Patricia Cohen, THE NEW YORK TIMES
(The New York Times) — Even with tuition shooting up, the payoff from a college degree remains strong, lifting lifelong earnings and protecting many graduates like a Teflon coating against the worst effects of economic downturns.
But a new study has found that for black and Hispanic college graduates, that shield is severely cracked, failing to protect them from both short-term crises and longstanding challenges.
“The long-term trend is shockingly clear,” said William R. Emmons, an economist at the Federal Reserve Bank of St. Louis and one of the authors of the report. “White and Asian college grads do much better than their counterparts without college, while college-grad Hispanics and blacks do much worse proportionately.”
A college degree has long been recognized as a great equalizer, a path for minorities to help bridge the economic chasm that separates them from whites. But the report, scheduled to be released on Monday, raises troubling questions about the ability of a college education to narrow the racial and ethnic wealth gap.
“Higher education alone cannot level the playing field,” the report concludes.

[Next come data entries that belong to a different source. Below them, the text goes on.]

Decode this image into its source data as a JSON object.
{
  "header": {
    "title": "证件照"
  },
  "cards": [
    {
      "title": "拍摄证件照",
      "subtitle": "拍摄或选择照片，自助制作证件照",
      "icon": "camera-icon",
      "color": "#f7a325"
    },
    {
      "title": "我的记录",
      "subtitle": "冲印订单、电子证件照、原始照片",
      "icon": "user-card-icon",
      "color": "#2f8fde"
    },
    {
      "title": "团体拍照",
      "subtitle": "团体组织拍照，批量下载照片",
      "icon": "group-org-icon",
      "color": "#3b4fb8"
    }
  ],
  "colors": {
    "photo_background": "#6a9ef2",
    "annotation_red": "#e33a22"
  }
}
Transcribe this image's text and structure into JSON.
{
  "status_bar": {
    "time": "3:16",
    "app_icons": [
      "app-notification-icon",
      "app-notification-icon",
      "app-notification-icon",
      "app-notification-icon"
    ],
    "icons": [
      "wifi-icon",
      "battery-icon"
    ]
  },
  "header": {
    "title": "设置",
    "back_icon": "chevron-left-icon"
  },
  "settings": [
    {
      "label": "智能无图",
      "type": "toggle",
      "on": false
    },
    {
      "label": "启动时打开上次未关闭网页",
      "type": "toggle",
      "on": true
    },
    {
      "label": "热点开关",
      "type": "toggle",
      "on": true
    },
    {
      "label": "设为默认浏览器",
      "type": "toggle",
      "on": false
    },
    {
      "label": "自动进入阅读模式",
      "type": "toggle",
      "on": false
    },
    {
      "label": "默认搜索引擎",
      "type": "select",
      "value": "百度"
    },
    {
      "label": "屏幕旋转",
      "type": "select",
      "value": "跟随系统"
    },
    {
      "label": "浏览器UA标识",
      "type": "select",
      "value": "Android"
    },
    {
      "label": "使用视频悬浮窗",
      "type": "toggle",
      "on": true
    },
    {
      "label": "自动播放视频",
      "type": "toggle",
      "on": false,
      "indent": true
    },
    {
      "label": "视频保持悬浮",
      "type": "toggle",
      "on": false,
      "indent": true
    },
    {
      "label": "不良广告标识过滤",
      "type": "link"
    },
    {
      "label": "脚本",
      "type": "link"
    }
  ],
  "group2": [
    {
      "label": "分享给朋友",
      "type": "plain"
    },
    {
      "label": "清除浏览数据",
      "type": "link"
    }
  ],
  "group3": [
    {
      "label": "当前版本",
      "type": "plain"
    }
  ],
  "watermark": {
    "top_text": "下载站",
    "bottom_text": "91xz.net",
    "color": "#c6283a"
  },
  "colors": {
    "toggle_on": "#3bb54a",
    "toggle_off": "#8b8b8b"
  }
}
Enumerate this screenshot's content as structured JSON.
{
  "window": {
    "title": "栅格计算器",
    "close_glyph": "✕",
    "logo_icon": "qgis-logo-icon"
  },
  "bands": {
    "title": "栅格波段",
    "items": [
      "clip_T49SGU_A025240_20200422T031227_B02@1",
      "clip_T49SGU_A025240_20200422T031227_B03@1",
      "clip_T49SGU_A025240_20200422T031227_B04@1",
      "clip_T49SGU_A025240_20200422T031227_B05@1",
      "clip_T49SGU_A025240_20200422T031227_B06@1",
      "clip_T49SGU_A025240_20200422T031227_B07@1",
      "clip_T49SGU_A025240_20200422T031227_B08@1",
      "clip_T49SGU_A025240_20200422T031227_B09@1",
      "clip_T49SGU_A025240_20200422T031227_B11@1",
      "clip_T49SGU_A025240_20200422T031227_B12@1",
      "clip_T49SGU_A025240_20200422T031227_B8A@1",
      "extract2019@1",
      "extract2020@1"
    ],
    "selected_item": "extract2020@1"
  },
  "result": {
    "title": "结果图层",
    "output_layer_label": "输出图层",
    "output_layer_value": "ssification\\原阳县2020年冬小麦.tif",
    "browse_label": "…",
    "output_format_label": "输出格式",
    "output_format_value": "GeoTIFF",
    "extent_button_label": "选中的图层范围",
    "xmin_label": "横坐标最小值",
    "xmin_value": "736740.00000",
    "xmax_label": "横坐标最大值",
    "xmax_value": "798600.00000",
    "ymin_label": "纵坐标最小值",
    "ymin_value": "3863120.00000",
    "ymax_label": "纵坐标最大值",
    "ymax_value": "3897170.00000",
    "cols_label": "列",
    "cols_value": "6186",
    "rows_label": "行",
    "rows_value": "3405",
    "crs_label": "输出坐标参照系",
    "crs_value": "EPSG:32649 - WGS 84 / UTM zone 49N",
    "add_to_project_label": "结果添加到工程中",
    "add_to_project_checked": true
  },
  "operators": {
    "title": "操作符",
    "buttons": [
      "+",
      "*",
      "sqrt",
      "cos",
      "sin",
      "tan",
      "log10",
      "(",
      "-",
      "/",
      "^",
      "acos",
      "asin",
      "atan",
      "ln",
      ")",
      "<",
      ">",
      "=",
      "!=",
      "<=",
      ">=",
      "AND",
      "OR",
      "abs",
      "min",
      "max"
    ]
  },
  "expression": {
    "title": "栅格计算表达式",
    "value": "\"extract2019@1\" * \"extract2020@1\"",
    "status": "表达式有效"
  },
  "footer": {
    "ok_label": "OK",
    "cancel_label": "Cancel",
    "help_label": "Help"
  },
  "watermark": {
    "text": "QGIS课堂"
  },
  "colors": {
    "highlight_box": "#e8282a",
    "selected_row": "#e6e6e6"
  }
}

Economists emphasize that college-educated blacks and Hispanics over all earn significantly more and are in a better position to accumulate wealth than blacks and Hispanics who do not get degrees. Graduates’ median family income in 2013 was at least twice as high, and their median family wealth (which includes resources like a home, car and retirement account) was 3.5 to 4 times greater than that of nongraduates.
But while these college grads had more assets, they suffered disproportionately during periods of financial trouble.